Il y a bien un aspect du précepte de la dîme qui demeure dans l’Eglise. Comme
l’affirme saint Thomas d’Aquin – docteur commun de l’Eglise : « Le peuple doit
pourvoir à l’entretien des ministres du culte divin, qui ont la charge de son
salut : de même qu’il doit fournir aux serviteurs du bien commun, princes, soldats,
etc., la contribution nécessaire » (Somme théologique, II-II, q. 87, a. 1). Que
l’on soit dans l’Ancien ou dans le Nouveau Testament, c’est toujours un devoir
de justice que de subvenir aux besoins des ministres du culte.
Par contre,
ce qui ne demeure pas dans ce précepte, c’est la hauteur du pourcentage à
donner. Le calcul de la dîme des lévites était lié à la répartition de la terre
promise, et au fonctionnement des lévites qui avaient interdiction de posséder
des terres, et qui étaient au service des onze autres tribus d’Israël. La
détermination du pourcentage de cette offrande est désormais fixée par l’autorité
de l’Église, puisque c’est elle qui remplace l’organisation des lévites. Et
elle peut varier suivant les époques : « L’Église, appréciant l’opportunité des
temps et des personnes, pourrait déterminer différemment le pourcentage qu’on
doit acquitter » (Somme théologique, II-II, q. 87, a. 1).
Dans
certains cas, l’Église peut même estimer que les ministres ne doivent rien
imposer comme prélèvement d’argent aux fidèles. Par exemple, si les fidèles
d’une région sont trop démunis, ou s’il y a un risque de donner à penser que
l’Évangile ainsi que les sacrements de l’Église ne seraient pas un pur don
gratuit de la grâce de Dieu, mais devraient être achetés à prix d’argent. C’est
la décision que Paul a prise pour l’Église de Corinthe : « En annonçant
l’Évangile, j’offre gratuitement l’Évangile, sans user du droit que me confère l’Évangile
» (1 Co 9, 18).
… ALORS
FAUT-IL PAYER LA DÎME ?
Suivant les
diverses époques de l’histoire, l’Église a fixé diversement le pourcentage que
les fidèles devaient donner pour subvenir aux ministres du culte. Dans la
France du Moyen Age, l’Église a continué à fixer à 10 % l’offrande pour les
ministres du culte (à partir du concile de Tour en 567). La dîme a disparu en
1789 et a été remplacée par le paiement d’un salaire pour le clergé par l’état
français. Après la séparation de l’Église et de l’Etat en 1905, ce salaire a
été remplacé par le « denier du clergé », qui est devenu le « denier du culte
».
En France,
cette contribution est un don volontaire de la part des fidèles, il n’y a pas
de tarif. Chacun donne en conscience selon ses possibilités (cf.

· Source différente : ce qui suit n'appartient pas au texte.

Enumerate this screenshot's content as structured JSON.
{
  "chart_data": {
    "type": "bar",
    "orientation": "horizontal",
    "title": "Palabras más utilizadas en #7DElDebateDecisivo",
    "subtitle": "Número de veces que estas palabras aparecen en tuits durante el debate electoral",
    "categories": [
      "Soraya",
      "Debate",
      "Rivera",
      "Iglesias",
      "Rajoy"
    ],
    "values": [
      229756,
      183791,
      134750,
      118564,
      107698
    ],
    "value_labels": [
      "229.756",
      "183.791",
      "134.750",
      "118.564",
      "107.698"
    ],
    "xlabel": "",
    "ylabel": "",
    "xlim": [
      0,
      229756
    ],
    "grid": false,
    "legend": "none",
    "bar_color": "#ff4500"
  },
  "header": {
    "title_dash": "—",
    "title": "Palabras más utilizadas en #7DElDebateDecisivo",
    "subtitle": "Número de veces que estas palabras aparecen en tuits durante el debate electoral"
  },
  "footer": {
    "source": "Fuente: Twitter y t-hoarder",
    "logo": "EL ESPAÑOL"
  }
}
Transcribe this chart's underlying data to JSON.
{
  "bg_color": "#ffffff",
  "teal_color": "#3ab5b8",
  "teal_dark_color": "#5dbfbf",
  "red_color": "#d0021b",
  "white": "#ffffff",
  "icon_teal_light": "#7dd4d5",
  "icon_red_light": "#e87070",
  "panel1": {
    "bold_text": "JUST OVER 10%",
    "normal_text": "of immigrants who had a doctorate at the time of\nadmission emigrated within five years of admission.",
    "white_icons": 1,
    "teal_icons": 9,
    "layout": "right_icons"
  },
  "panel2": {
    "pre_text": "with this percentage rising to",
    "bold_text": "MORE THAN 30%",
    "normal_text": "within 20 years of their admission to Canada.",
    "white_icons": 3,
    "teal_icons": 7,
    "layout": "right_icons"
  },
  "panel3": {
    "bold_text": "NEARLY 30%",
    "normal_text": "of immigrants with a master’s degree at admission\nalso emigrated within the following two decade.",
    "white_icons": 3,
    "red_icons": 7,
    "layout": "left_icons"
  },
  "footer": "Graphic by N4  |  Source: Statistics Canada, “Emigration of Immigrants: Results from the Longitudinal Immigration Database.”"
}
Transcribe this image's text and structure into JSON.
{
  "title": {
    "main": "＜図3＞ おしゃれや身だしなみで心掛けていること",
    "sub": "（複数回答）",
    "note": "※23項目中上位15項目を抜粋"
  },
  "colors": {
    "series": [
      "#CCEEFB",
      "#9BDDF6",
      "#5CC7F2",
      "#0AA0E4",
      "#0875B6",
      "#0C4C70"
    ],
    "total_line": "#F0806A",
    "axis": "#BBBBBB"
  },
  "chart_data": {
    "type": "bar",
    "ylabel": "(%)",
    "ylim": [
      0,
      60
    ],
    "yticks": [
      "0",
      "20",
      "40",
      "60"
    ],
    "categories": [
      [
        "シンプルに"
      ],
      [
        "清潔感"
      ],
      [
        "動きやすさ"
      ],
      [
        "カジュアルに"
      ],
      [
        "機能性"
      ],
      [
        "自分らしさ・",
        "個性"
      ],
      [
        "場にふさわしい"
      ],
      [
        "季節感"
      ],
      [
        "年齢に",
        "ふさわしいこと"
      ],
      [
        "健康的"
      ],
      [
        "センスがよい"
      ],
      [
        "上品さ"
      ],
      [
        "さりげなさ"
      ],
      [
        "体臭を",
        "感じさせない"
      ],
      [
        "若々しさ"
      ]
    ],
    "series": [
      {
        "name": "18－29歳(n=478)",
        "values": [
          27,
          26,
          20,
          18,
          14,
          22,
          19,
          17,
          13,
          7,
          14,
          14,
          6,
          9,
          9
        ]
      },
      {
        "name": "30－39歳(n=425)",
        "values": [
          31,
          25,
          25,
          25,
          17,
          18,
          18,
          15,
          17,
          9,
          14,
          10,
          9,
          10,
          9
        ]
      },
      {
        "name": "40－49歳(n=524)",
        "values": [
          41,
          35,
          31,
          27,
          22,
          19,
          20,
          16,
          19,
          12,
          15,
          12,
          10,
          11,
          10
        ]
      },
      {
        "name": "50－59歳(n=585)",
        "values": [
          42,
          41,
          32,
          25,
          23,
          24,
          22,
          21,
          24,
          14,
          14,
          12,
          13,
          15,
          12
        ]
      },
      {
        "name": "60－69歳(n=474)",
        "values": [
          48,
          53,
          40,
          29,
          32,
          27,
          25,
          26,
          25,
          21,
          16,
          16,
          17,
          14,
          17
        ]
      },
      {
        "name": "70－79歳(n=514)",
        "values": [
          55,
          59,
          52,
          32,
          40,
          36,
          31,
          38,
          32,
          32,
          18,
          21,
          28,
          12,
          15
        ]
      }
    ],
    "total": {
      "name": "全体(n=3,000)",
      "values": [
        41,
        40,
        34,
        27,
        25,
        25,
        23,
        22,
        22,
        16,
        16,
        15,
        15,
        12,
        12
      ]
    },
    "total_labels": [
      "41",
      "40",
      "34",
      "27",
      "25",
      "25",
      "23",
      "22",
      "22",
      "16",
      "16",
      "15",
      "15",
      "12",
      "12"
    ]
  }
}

église.catholique.fr). Suivant chaque pays, cette offrande est organisée
différemment. En Allemagne ou en Autriche par exemple, le denier est prélevé
sous forme d’un impôt. En Côte d’Ivoire, les paroisses fixent ordinairement le
denier du culte au salaire d’une journée de travail par an.
Le code de
droit canonique réaffirme ce devoir envers l’Église (cf. canon 222, §1), en
laissant à chaque Église particulière le soin de fixer ou non le montant. Les
fidèles sont donc tenus de subvenir aux besoins de leur Église à travers le
denier du culte et les quêtes, mais la dîme entendue comme 10 % du salaire
n’est pas obligatoire.
Ceux qui
s’appuient sur les versets de l’Ancien Testament pour imposer la dîme le font
en les extrayant de leur contexte et de l’ensemble de l’histoire du salut. Nous
ne sommes plus sous le régime des lévites et de la loi, mais sous le régime de
la grâce et de l’Église.
QUE
CHACUN DONNE SELON CE QU’IL A DÉCIDÉ DANS SON COEUR
Ceux qui
veulent donner un dixième de leur salaire à l’Église font un geste louable et
recommandable aux yeux de Dieu, mais il s’agit là d’une offrande volontaire qui
ne saurait en aucun cas être l’objet de pression ou de manipulation. Comme le
disait saint Paul à propos d’une collecte : « Que chacun donne selon ce qu’il a
décidé dans son coeur, non d’une manière chagrine ou contrainte ; car Dieu aime
celui qui donne avec joie » (2 Co 9, 7).
Le passage
de Malachie qui menace de malédiction ceux qui ne donnent pas la dîme, se situe
à l’époque de l’organisation des lévites, il ne doit pas être sorti de son
contexte (Ml 3, 8-9). La menace de malédiction, ainsi que la promesse de
bénédiction temporelle sont une première pédagogie de Dieu qui est propre à
l’Ancien Testament. Dieu s’adressait alors à des enfants qui étaient encore au
stade de la première éducation et de la crainte du châtiment. Mais ce temps est
révolu : « Nous ne sommes plus sous un pédagogue » (Ga 3, 25). « Vous n’avez
pas reçu un esprit d’esclave pour retomber dans la crainte ; vous avez reçu un
esprit de fils adoptifs qui nous fait écrier : Abba ! Père ! » (Rm 8, 15, cf. Ga
4, 1-7). Dans l’Évangile, le Christ ne promet plus de royaumes temporels, mais
le Royaume des cieux : « Heureux ceux qui ont une âme de pauvre, car le Royaume
des Cieux est à eux » (Mt 5, 3).
TROIS
SORTES DE DÎMES, LA DÎME POUR LES PAUVRES
Rappelons
d’ailleurs qu’il y avait en réalité trois sortes de dîmes. La première était
destinée aux prêtres. La seconde était destinée non pas au lévite, mais au
fidèle qui l’offrait, et qui la mangeait lui-même au Temple avec sa famille
(cf. Dt 14, 22-23), et la troisième était destinée aux pauvres (cf. Dt 14,
28-29).
Si quelqu’un
aujourd’hui veut continuer à donner un dixième de son salaire comme offrande
volontaire pour le Seigneur, il peut tout à fait la donner à des pauvres.
En effet,
comme l’affirme saint Thomas d’Aquin, dans la Nouvelle Alliance, c’est cette
dîme pour les pauvres qui doit être surtout développée et amplifiée : « La
troisième sorte de dîmes, celle qu’on devrait manger avec les pauvres, doit
prendre plus de place dans l’Église. Car le Seigneur ordonne non seulement de
donner la dixième partie, mais tout son superflu aux pauvres, selon Luc (11,
41) : « Ce qui reste, donnez-le en aumône. » - Quant aux dîmes qu’on remet aux
ministres de l’Église, eux-mêmes doivent les distribuer aux pauvres » (Somme
théologique, II-II, q. 87, a. 1, ad 4).